ViVE 2026 made one thing clear: transformation conversations are maturing from “what’s possible” to “what reliably delivers outcomes.” The agenda’s focus on AI, interoperability, and real-world implementation echoed what many executives are already prioritizing—fewer science projects, more measurable progress.

Below are five do-this-next priorities that consistently surfaced across discussions—practical moves that both providers and payers can act on now.
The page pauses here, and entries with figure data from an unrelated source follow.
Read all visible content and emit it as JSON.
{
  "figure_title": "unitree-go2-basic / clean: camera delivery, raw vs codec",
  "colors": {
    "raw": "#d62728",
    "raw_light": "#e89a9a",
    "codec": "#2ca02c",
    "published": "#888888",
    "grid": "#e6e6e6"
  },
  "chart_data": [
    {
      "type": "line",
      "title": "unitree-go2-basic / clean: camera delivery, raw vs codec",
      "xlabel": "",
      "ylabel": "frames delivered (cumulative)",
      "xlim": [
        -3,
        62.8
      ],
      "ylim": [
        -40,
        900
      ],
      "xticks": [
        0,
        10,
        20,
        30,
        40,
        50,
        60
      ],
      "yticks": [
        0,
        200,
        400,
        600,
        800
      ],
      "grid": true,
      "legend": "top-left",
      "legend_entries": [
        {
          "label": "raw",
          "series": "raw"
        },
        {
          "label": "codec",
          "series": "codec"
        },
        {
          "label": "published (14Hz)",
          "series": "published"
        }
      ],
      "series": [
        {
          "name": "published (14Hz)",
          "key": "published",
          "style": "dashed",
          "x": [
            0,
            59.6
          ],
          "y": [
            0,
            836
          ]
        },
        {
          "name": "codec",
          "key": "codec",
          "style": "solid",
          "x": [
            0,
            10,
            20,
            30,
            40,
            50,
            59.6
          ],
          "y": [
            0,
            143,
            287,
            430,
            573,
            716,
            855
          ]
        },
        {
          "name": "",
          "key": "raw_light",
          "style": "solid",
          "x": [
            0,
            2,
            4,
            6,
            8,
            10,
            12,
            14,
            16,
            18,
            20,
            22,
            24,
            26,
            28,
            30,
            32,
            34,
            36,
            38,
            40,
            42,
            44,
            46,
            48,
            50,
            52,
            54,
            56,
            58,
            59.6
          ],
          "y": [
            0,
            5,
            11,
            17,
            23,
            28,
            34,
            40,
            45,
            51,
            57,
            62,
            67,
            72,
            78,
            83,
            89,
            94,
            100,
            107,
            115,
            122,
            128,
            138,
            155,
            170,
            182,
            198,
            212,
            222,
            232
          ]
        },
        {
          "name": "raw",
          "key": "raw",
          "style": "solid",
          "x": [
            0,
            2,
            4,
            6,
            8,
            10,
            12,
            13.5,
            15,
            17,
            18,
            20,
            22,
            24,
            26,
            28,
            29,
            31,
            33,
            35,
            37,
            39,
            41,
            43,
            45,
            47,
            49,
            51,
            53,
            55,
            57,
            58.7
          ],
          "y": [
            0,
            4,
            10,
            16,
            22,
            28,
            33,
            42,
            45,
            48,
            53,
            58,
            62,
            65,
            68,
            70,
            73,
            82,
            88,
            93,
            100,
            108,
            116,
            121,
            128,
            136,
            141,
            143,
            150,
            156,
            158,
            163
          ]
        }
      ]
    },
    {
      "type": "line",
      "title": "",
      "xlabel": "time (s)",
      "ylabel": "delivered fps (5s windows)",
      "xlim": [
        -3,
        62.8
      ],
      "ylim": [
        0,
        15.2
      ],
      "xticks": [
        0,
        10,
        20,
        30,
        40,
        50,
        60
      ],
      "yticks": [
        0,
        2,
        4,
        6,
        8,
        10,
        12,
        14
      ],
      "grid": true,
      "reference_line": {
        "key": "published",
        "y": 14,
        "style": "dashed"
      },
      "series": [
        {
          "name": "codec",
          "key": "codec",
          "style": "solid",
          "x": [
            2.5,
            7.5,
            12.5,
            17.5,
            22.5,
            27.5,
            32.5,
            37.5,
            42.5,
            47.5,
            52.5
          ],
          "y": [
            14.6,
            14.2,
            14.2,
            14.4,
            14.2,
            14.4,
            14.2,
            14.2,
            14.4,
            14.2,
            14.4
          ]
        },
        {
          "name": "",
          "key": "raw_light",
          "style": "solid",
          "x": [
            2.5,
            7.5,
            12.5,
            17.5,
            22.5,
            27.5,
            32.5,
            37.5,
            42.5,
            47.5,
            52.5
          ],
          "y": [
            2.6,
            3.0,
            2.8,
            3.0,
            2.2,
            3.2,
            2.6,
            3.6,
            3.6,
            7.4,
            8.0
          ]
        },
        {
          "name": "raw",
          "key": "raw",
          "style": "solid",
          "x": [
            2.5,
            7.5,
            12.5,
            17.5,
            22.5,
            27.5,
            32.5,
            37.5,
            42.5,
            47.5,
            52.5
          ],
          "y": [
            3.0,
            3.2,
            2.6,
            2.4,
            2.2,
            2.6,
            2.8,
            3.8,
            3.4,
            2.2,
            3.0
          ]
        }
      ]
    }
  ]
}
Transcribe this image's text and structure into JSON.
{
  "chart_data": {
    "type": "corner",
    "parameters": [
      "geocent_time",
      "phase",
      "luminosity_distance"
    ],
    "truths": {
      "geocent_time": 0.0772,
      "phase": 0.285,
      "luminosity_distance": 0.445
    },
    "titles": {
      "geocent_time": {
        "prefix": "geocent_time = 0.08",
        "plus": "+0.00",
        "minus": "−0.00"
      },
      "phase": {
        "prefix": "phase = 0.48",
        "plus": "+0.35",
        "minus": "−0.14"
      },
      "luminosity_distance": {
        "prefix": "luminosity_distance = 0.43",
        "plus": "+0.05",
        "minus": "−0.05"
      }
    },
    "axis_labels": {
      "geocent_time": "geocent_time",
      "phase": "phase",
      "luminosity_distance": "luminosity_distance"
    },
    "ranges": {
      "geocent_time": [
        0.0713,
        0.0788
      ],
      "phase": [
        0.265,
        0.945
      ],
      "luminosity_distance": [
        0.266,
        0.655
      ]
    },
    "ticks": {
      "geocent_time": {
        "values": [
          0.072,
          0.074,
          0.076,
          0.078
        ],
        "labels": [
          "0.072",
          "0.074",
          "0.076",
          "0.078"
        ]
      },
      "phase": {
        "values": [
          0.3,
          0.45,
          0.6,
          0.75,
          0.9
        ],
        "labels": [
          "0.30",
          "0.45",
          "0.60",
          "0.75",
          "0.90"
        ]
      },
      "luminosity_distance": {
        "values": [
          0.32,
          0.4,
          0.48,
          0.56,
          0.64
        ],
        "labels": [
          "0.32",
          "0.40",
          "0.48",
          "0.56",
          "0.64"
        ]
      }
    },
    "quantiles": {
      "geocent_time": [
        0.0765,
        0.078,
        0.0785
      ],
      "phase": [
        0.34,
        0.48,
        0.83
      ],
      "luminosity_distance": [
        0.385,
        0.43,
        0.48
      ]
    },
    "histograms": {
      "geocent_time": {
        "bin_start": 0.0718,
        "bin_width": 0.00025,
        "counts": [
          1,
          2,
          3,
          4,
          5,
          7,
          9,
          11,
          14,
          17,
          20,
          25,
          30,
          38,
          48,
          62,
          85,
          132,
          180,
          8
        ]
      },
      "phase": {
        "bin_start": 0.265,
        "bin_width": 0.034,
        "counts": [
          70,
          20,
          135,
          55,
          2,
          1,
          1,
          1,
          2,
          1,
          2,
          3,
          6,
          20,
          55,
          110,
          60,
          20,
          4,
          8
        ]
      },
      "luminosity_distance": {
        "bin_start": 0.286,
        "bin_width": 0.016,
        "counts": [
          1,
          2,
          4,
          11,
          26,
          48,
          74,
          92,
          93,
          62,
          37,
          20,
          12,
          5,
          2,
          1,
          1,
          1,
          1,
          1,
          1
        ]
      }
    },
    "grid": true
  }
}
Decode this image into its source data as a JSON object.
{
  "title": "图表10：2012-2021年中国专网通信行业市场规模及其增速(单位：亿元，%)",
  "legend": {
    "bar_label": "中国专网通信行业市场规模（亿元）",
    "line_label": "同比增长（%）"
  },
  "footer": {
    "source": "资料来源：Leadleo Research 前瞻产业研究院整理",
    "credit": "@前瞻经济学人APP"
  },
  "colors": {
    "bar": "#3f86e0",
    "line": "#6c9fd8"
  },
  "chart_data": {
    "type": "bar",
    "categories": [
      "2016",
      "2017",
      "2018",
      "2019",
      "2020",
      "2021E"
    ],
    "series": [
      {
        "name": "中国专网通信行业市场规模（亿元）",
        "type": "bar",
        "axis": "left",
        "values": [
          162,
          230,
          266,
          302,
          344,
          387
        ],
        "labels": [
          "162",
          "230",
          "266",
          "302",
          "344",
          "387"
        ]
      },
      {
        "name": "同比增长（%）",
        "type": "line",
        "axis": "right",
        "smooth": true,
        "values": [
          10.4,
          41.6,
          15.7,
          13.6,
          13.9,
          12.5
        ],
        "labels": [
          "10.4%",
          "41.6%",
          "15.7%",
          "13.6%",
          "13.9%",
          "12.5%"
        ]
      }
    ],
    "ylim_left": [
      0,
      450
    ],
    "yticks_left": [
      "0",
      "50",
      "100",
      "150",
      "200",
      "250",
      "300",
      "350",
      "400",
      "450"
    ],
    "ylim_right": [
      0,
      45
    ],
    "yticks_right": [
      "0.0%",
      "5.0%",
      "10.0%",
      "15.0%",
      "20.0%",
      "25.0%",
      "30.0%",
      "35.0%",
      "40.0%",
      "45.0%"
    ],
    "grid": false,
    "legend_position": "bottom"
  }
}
1) Build visibility across the full care journey

Care is decentralizing, but data accountability still breaks down as patients move between acute, post-acute, and home-based settings, creating operational drag and real financial leakage. Build a 12–18 month plan to connect data, event alerts, and shared care planning across partners so every organization operates from the same patient story.

2) Make post-acute integration a strategic priority

Post-acute remains structurally weak for integration—yet it’s pivotal to VBC performance and avoidable utilization. Pick the top post-acute pathways (SNF, home health, hospice) and standardize the data package required for smooth handoffs and outcomes tracking. Then elevate that work as a joint payer-provider operating priority, not just another IT initiative.

3) Operationalize FHIR with governance and repeatable onboarding

FHIR may be “expected,” but adoption is uneven—especially around governance and repeatable vendor onboarding. Create a pragmatic FHIR playbook that defines minimum data sets, versioning rules, security posture, testing gates, and a templated onboarding that scales instead of restarting from zero with every new partner.

4) Put API economics on the CFO dashboard

As API usage grows, so does scrutiny of what each digital transaction actually costs and whether it supports value-based performance - placing it under CFO scrutiny. Track unit economics (cost per member per month, cost per transaction, cost per quality measure automated) and renegotiate where costs don’t map to value delivered.

5) Invest in platforms that turn messy data into defensible ROI

Leaders are favoring platforms that transform diverse clinical, claims, and social data into credible performance insights and measurable financial impact, not point solutions that generate more noise. Moving forward, organizations will win with practical automation that is auditable, regulatory-ready, and embedded in standards-based infrastructure, expanded deliberately through pilots tied to measurable outcomes.

Bottom line: ViVE’s strongest signal wasn’t a new buzzword — it was a higher bar. Providers and payers are done buying “potential.” They’re building toward platforms, governance, and economics that prove impact in the metrics that matter.